A family of adults and children gather round a bonfire burning in a large metal fire pit.

© Graham Oliver

Enjoying some fireworks?

It’s a lot of fun when friends and family gather to ‘Ooo’ and ‘Ahh’ at the night sky. Firework after firework can light up the darkness with an almighty bang.

Whether you’re having your own party, attending a friend’s or off to a display, there’s a common risk that comes from celebrating with fireworks – burns.

But have no fear. We’ve got some top advice for helping someone with a burn.

Sparkler fun

A mother hugs and kisses her young daughter as both hold sparklers on Bonfire Night.

© praetorianphoto

Letting the children wave sparklers? They are loved by kids and adults alike. Watching the flames dance and hearing them crackle is all good fun. Unless…

Ouch!
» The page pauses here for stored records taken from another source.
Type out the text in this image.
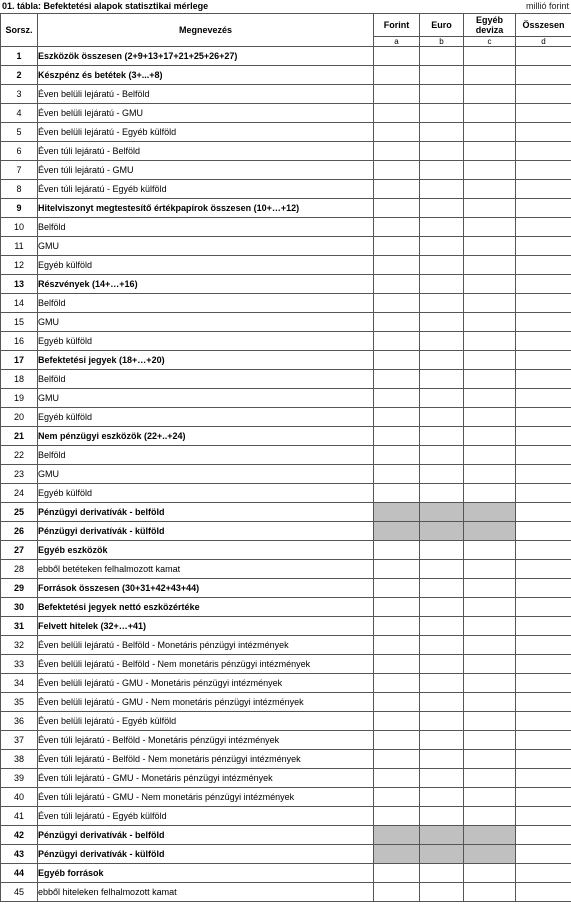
01. tábla: Befektetési alapok statisztikai mérlege	millió forint
Sorsz.	Megnevezés	Forint	Euro	Egyéb deviza	Összesen
		a	b	c	d
1	Eszközök összesen (2+9+13+17+21+25+26+27)				
2	Készpénz és betétek (3+...+8)				
3	Éven belüli lejáratú - Belföld				
4	Éven belüli lejáratú - GMU				
5	Éven belüli lejáratú - Egyéb külföld				
6	Éven túli lejáratú - Belföld				
7	Éven túli lejáratú - GMU				
8	Éven túli lejáratú - Egyéb külföld				
9	Hitelviszonyt megtestesítő értékpapírok összesen (10+…+12)				
10	Belföld				
11	GMU				
12	Egyéb külföld				
13	Részvények (14+…+16)				
14	Belföld				
15	GMU				
16	Egyéb külföld				
17	Befektetési jegyek (18+…+20)				
18	Belföld				
19	GMU				
20	Egyéb külföld				
21	Nem pénzügyi eszközök (22+..+24)				
22	Belföld				
23	GMU				
24	Egyéb külföld				
25	Pénzügyi derivatívák - belföld				
26	Pénzügyi derivatívák - külföld				
27	Egyéb eszközök				
28	ebből betéteken felhalmozott kamat				
29	Források összesen (30+31+42+43+44)				
30	Befektetési jegyek nettó eszközértéke				
31	Felvett hitelek (32+…+41)				
32	Éven belüli lejáratú - Belföld - Monetáris pénzügyi intézmények				
33	Éven belüli lejáratú - Belföld - Nem monetáris pénzügyi intézmények				
34	Éven belüli lejáratú - GMU - Monetáris pénzügyi intézmények				
35	Éven belüli lejáratú - GMU - Nem monetáris pénzügyi intézmények				
36	Éven belüli lejáratú - Egyéb külföld				
37	Éven túli lejáratú - Belföld - Monetáris pénzügyi intézmények				
38	Éven túli lejáratú - Belföld - Nem monetáris pénzügyi intézmények				
39	Éven túli lejáratú - GMU - Monetáris pénzügyi intézmények				
40	Éven túli lejáratú - GMU - Nem monetáris pénzügyi intézmények				
41	Éven túli lejáratú - Egyéb külföld				
42	Pénzügyi derivatívák - belföld				
43	Pénzügyi derivatívák - külföld				
44	Egyéb források				
45	ebből hiteleken felhalmozott kamat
Someone’s burnt themselves. They picked up a used, but still hot, sparkler.

What should you do?

There are lots of myths out there about how to deal with a burn. You may have heard of using butter, spray-on cooling creams and even toothpaste. But these won’t cool a burn.

The best way to help someone with a burn is with cold running water.

Here’s how.

First aid for a burn

1. Cool the burn under cold running water for at least ten minutes.

Cooling the burn will reduce pain, swelling and the risk of scarring. The faster and longer a burn is cooled, the less the impact of the injury.

2. After the burn has been cooled, cover it with cling film or a clean plastic bag.

This helps prevent infection by keeping the area clean. Cling film or plastic bags provide an ideal covering because they don’t stick to the burn and reduce pain by keeping air from the skin’s surface.

3. Call 999 if necessary.

The burn may need urgent medical treatment. Always seek medical advice for a baby or child that has been burned.

What if they are burnt through gloves?

If someone is burnt through gloves (or other clothing) don’t try to remove the glove if it is stuck to the burn. This could cause more damage.

Instead, cool the burn through the glove with cold running water for at least ten minutes and seek urgent medical treatment. If the glove is not stuck to the burn, you can remove it.

I don’t have access to running water. What should I do?

If you’re out watching a fireworks display, you may not be within reach of running water. If you don’t have water to cool the burn, you can use any cold liquid like juice, beer or milk – the aim is to cool the area as quickly as possible using whatever cold liquid is available. Switch to cold running water when you have access to it.

Enjoy a safe and happy Bonfire Night!